The notion of an ultra-simple music player has been around for some time, but most of these designs have, for the most part, kept made certain assumptions about how digital music must be played: that it has to come from a computer, that the user must have exact control over when songs play. SanDisk has taken a bet that there's a crowd which is looking for an experience more like their favorite FM station; we hope to find out whether that's a wise guess or an attempt to preserve a dying format.
design and the concept of slotMusic
When rolled out in the fall of last year, slotMusic was envisioned as a way of getting the advantages of compressed digital music without having to involve a computer. In the ideal universe created by SanDisk, buyers would purchase microSD cards preloaded with individual albums or playlists' worth of music and simply swap these out whenever they want to listen to different tracks. As such, they don't need much in the way of control or in physical size, and that's what SanDisk delivers.
The slotRadio is really just a multi-playlist, FM-capable version of the slotMusic Player, so its design isn't that much larger than the older model; the new design's main additions are a screen and its namesake FM radio. In many senses, this is a good thing; the rounded, metal shape is compact and surprisingly sturdy given the budget focus. We'd be confident tucking the slotRadio away in a pocket without protection as long as it's not near anything sharp, and a clip built on the back makes it useful for running.
What you see on the new screen is, not surprisingly, relatively simple: it shows the current playlist, song title, and a visualizer. It's no more complex than it needs to be, although the decision to render it monochrome is a curious one likely driven by cost. Given the music-only focus of the player, it's a reasonable trade-off.
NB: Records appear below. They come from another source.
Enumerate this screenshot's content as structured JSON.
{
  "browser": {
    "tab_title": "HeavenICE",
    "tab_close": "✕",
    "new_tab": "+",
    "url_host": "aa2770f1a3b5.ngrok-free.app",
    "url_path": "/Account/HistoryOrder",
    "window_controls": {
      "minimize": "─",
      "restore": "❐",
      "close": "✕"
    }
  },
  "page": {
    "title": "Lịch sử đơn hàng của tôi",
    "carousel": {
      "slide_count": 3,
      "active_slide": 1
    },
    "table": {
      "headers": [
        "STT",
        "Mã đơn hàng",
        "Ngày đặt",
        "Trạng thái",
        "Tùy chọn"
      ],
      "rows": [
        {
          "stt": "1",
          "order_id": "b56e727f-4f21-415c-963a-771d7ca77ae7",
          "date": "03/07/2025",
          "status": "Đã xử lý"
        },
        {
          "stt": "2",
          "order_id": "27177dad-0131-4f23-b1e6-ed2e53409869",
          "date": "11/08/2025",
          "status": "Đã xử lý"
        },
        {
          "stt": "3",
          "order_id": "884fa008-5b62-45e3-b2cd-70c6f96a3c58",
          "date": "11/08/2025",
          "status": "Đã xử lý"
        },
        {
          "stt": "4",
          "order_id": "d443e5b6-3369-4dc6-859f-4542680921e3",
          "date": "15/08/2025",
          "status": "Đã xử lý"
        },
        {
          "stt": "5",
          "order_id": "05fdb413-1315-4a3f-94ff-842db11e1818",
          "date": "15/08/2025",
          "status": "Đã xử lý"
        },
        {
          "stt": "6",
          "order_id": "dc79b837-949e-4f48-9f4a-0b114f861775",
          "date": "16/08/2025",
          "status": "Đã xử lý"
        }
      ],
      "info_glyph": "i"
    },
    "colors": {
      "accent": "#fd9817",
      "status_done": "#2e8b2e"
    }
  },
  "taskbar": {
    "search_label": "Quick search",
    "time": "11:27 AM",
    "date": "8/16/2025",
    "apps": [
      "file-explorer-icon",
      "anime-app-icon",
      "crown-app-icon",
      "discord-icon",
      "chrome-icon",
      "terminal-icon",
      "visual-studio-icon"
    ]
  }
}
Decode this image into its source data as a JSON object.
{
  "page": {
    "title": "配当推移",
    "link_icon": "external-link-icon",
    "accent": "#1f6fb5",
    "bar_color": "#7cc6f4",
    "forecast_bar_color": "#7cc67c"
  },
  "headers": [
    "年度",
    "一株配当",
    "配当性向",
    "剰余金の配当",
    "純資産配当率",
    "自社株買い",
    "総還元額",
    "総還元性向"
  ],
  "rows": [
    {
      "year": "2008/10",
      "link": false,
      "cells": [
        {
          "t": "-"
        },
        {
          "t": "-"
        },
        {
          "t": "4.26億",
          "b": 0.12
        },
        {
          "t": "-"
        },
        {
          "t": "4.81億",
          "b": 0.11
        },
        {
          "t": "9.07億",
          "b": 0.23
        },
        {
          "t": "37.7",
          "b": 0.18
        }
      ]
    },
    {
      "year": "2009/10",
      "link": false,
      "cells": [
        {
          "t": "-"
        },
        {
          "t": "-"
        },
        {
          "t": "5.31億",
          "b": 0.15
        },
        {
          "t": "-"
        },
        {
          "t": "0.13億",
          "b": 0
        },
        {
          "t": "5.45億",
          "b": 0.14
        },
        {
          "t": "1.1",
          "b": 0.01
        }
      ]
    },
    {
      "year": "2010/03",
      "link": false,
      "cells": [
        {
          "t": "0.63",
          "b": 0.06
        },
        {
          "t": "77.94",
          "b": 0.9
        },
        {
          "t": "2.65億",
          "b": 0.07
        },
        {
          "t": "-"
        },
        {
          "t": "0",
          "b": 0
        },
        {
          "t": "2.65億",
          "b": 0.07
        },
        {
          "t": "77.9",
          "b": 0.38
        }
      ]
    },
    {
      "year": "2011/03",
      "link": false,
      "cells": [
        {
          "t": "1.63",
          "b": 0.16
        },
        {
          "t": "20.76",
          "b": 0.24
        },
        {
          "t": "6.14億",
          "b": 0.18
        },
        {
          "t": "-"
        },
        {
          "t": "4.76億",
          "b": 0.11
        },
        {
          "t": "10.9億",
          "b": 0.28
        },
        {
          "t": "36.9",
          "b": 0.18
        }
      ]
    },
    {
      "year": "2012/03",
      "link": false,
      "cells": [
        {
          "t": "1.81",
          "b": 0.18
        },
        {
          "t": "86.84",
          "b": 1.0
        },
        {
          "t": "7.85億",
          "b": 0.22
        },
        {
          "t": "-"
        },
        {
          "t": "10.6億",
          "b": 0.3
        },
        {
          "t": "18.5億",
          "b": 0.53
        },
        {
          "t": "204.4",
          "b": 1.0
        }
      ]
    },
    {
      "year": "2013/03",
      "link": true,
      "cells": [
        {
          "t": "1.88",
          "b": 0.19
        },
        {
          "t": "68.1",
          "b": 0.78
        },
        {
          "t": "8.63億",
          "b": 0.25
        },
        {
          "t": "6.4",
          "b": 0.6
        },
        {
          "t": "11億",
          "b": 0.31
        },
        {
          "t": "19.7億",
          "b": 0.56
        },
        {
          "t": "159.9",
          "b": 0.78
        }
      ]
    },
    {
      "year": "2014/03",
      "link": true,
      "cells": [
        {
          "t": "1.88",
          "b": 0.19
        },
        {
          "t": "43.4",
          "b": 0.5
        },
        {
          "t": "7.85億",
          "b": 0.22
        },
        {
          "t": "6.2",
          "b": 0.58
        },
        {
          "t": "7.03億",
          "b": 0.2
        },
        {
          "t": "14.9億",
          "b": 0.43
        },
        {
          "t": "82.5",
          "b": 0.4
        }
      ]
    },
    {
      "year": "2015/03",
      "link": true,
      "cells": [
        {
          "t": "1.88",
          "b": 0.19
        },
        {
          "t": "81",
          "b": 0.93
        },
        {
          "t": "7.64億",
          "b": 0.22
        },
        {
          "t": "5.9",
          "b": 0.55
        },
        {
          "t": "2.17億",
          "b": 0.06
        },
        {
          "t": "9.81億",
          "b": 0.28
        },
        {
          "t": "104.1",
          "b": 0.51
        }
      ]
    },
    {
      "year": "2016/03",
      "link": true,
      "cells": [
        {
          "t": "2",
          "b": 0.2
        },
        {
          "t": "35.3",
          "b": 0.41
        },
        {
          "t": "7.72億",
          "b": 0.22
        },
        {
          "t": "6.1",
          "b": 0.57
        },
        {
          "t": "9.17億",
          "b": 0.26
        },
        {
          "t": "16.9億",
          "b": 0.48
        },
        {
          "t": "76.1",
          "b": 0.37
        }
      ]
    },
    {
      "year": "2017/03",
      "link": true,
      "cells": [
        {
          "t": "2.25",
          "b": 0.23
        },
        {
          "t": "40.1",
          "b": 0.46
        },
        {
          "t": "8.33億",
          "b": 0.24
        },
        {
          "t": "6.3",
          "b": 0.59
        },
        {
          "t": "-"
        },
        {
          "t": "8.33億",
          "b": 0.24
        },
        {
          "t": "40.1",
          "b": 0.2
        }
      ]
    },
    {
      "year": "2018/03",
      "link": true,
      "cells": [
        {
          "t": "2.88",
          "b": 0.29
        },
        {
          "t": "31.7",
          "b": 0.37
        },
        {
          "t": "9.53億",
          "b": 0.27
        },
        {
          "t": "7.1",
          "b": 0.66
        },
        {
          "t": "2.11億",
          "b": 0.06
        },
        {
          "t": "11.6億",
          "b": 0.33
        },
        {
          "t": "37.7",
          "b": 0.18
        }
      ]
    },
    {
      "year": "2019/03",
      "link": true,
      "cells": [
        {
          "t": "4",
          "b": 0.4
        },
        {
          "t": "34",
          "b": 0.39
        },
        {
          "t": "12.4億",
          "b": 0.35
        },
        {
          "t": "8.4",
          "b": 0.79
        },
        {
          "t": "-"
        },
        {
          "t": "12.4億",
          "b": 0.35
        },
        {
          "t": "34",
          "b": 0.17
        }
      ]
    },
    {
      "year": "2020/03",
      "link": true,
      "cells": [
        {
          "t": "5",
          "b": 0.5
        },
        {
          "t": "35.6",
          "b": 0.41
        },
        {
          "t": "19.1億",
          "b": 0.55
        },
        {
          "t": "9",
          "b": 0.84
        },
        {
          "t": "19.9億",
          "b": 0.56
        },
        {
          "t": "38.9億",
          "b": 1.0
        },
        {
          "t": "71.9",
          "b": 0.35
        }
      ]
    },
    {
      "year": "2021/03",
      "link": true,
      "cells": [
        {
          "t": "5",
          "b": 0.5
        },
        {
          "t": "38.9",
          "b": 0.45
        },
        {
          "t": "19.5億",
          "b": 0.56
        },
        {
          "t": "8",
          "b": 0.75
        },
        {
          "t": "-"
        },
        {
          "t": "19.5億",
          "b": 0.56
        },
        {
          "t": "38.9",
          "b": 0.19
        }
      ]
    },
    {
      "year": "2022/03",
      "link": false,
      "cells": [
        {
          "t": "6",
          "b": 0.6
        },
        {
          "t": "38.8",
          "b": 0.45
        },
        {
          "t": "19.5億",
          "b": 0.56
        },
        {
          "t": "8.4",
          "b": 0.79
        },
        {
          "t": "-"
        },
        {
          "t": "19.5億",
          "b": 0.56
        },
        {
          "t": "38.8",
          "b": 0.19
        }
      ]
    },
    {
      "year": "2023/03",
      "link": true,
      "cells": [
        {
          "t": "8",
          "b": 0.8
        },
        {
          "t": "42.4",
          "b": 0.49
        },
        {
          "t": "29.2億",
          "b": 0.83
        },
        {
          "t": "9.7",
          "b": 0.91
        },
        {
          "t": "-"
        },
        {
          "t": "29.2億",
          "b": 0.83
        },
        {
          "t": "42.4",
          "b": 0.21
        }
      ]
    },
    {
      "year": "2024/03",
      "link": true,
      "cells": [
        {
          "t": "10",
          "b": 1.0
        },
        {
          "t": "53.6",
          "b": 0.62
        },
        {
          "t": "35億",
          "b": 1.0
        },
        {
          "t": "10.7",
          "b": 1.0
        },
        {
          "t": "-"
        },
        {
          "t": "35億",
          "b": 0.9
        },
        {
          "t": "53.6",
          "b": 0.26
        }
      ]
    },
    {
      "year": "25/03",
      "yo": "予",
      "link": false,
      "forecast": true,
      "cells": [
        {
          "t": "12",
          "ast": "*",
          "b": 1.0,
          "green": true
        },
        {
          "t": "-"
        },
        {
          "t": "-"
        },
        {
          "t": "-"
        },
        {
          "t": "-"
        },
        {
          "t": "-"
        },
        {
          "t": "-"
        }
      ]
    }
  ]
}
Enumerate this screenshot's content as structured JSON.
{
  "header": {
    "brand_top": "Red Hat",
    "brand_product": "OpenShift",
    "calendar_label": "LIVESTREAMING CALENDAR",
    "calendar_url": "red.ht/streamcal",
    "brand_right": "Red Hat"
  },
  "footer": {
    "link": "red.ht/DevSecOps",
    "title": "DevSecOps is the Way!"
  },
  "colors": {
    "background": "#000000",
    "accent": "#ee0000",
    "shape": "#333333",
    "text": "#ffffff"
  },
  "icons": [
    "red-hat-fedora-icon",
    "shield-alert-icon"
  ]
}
Controls on the player itself are simple, but it's here that the slotRadio also quickly manifests its core problem. There are only controls for playing and pausing, volume, and selecting playlists. Notice that there's no mention of skipping forward and backwards through songs. In the name of maintaining the radio concept, SanDisk has oddly decided to omit the ability to move backwards through tracks. Also, the company has made the unusual decision of altering the default behavior of the play/pause button; rather than actually pause right away, it skips to the next track with a single tap. It's not until you actually hold the button that it pauses. And the playlist controls are counter-intuitively placed, persuading you that you they might control tracks until you learn otherwise.
While the concept of wanting to replicate the simplicity of radio is appreciated in theory, in practice it's simply frustrating. If you miss a track for whatever reason, you can't get back to it until you cycle through the entire playlist. It's also a distinct possibility that you'll skip a track by accident by assuming the logical behavior of the playlist button, or switch playlists when you meant to skip tracks. Simply put, screenless devices like Apple's iPod shuffle or Creative's Zen Stone are more intuitive than the slotRadio; even CD players are more logical, as at least these have back buttons.